Could it get any worse for this city's pro football fans?
Their team is winless through 10 games.
Players are pointing fingers at one another and at their coach.
The coach, Dave Shula, has called the Bengals the worst team in franchise history. Running back Harold Green, in turn, has questioned Shula's "skills and mentality."
But yes, it could get worse.
After suffering through all these losses, the city could suffer still another--the loss of the team itself.
Bengal management, unhappy with Riverfront Stadium, wants a new lease and stadium renovations and, in the best-case scenario, a new stadium. Total estimated cost: $150 million.
If not, Baltimore is starting to look better and better.
At first glance, it might appear this is the next-best thing to a bye week for the Raiders (6-4).
Cincinnati is last in the NFL in total offense with an average of 241.9 yards. With a 61.6 quarterback rating, Bengal quarterback David Klingler is ahead of only the Indianapolis Colts' Jack Trudeau and the San Diego Chargers' Stan Humphries in the AFC.
Klingler's rating doesn't figure to go up today against the top-ranked pass defense in the league. The Raiders' are giving up an average of only 147.3 yards through the air.
But all Raider Coach Art Shell has to do to motivate his team for the game is a flick of the wrist to start his movie projector.
The feature film this week at the Raiders' El Segundo training headquarters was last season's Bengal victory over the Raiders in Cincinnati, one of only five games the Bengals won all year. The Raiders lost in overtime after fumbling the overtime kickoff.
If Shell wants to provide further motivation, he might also show the film of last weekend's game. The Raiders dominated the Chargers, holding onto the ball for slightly less than 42 of the 60 minutes, but failed to get into the end zone, winning on Jeff Jaeger's four field goals, 12-7.
That is the crisis of the moment for the Raiders, whose season might best be symbolized by a leaky roof: Plug up one hole and another opens.

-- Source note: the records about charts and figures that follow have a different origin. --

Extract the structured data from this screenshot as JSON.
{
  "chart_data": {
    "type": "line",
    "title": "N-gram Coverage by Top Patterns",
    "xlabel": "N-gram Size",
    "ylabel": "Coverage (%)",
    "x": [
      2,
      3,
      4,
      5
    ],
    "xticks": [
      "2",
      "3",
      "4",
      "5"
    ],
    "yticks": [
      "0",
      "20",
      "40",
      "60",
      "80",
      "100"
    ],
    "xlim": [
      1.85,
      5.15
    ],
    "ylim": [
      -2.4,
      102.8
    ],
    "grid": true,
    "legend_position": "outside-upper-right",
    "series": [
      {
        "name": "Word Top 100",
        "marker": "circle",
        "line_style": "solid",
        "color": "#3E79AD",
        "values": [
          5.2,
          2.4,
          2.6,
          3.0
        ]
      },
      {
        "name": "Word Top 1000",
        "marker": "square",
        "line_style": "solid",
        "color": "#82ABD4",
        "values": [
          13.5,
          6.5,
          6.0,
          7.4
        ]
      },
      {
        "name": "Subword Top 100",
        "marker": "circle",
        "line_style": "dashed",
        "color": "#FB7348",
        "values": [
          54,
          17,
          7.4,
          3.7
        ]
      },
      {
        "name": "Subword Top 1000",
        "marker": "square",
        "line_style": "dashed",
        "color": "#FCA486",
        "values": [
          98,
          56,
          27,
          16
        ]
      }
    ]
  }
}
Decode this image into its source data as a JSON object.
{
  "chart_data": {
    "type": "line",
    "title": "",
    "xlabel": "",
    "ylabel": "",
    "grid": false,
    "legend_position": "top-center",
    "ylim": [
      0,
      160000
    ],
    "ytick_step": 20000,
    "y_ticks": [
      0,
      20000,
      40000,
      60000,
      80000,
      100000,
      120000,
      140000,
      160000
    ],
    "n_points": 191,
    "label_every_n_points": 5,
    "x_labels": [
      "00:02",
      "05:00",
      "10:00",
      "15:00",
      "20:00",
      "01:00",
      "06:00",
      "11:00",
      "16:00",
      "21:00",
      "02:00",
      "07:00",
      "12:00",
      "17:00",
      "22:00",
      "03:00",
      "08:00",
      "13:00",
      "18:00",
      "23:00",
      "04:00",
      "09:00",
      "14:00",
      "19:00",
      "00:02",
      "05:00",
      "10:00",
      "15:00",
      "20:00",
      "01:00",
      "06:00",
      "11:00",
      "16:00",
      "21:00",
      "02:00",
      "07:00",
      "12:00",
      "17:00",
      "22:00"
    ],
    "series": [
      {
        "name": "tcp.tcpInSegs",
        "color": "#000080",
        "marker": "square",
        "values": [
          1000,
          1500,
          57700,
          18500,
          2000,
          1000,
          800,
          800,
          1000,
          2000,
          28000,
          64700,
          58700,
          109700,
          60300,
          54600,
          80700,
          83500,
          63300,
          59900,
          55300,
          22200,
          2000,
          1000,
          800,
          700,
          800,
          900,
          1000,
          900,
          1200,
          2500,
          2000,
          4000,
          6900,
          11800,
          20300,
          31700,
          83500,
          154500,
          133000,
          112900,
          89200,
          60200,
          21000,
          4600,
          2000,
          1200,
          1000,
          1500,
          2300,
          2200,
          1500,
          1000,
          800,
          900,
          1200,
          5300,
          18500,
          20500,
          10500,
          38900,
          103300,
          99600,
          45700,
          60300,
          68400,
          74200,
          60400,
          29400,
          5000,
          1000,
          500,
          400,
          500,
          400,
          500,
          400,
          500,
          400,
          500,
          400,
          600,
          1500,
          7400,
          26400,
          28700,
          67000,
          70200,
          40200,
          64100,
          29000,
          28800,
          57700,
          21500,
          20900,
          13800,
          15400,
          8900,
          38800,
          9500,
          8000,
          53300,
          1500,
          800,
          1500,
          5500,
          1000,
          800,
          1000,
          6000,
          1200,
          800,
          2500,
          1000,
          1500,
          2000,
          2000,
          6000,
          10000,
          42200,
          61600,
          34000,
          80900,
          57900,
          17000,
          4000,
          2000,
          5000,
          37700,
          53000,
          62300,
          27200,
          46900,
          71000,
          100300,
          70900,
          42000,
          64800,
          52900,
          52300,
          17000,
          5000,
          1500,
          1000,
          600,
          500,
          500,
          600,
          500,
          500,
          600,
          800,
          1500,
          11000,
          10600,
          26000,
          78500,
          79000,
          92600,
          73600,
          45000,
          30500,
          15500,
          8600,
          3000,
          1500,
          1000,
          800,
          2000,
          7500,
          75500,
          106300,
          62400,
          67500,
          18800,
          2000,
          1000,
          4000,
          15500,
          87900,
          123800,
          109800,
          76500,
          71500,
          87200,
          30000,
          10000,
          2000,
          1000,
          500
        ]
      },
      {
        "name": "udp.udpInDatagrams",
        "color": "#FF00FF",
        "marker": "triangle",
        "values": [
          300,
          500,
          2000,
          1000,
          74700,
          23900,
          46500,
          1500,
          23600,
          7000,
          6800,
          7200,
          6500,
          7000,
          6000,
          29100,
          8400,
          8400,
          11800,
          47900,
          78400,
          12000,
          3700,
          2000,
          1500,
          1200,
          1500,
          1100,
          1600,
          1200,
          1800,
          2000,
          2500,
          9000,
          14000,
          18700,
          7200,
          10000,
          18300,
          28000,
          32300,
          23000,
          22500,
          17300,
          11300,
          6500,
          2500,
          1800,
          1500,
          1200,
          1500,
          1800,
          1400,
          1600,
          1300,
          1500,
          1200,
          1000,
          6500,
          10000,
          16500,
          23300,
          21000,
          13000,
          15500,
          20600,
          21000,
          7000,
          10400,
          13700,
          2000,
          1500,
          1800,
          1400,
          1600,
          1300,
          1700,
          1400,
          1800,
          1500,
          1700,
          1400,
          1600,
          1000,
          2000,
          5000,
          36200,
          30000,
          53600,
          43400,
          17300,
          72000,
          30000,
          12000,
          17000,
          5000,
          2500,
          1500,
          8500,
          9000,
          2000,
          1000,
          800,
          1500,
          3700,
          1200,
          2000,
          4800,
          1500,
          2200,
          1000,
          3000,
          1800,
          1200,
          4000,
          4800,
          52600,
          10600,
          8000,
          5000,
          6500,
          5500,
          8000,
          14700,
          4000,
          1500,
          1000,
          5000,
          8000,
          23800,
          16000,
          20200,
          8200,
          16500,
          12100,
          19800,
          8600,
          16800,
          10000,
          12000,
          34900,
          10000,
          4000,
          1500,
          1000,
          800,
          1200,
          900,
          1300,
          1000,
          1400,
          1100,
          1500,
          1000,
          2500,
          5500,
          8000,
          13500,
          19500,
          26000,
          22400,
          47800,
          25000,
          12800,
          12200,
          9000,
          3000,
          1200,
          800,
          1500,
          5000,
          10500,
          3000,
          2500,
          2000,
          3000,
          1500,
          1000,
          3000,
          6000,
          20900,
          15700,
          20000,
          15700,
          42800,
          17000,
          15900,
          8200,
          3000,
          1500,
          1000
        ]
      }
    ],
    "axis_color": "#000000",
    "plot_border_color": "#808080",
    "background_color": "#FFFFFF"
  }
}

First, there was a running game stuck in neutral. The Raiders tried different combinations after injured tailback Nick Bell had tried their patience as they waited and waited for him to get better. Finally, they banished Bell to special teams.
Building their running game around rookie Greg Robinson, who has gained both confidence and yardage in impressive amounts in recent weeks, the Raiders have broken through and gained more than 100 yards on the ground in each of their last three games.
Then there was the matter of those miserable second-half performances. The Raiders couldn't seem to hold a lead, getting outscored in the second halves of their first nine games, 113-58. But last week, they held off the Chargers, successfully protecting a lead.
Now, it's the offense. The Raiders have scored only three touchdowns in their last three games.
The Bengals, however, have scored only one touchdown in their last two games and only 10 all season.
It's a young team. The coach is only 34. There are 16 rookies on the Cincinnati roster and 30 players with two years' experience or less.
Their prime need is leadership and they haven't always gotten it.
When the Bengals lost to the Houston Oilers two weeks ago, 38-3, Cincinnati offensive tackle Joe Walter, a nine-year veteran, accused several fellow veterans of laughing on the sidelines when the score reached 21-0.
Klingler, however, is not laughing.
He sees this agonizing season as a test of character for himself and his teammates.
"Who's going to hang in there?" he said. "Who's going to fold up the tent and go home? How are you going to react when times are not good?"
Losses on the field, laughing on the sidelines and finger-pointing in the locker room.
They haven't reacted well.
Running back Napoleon McCallum underwent an emergency appendectomy in Cincinnati on Saturday and will be sidelined indefinitely.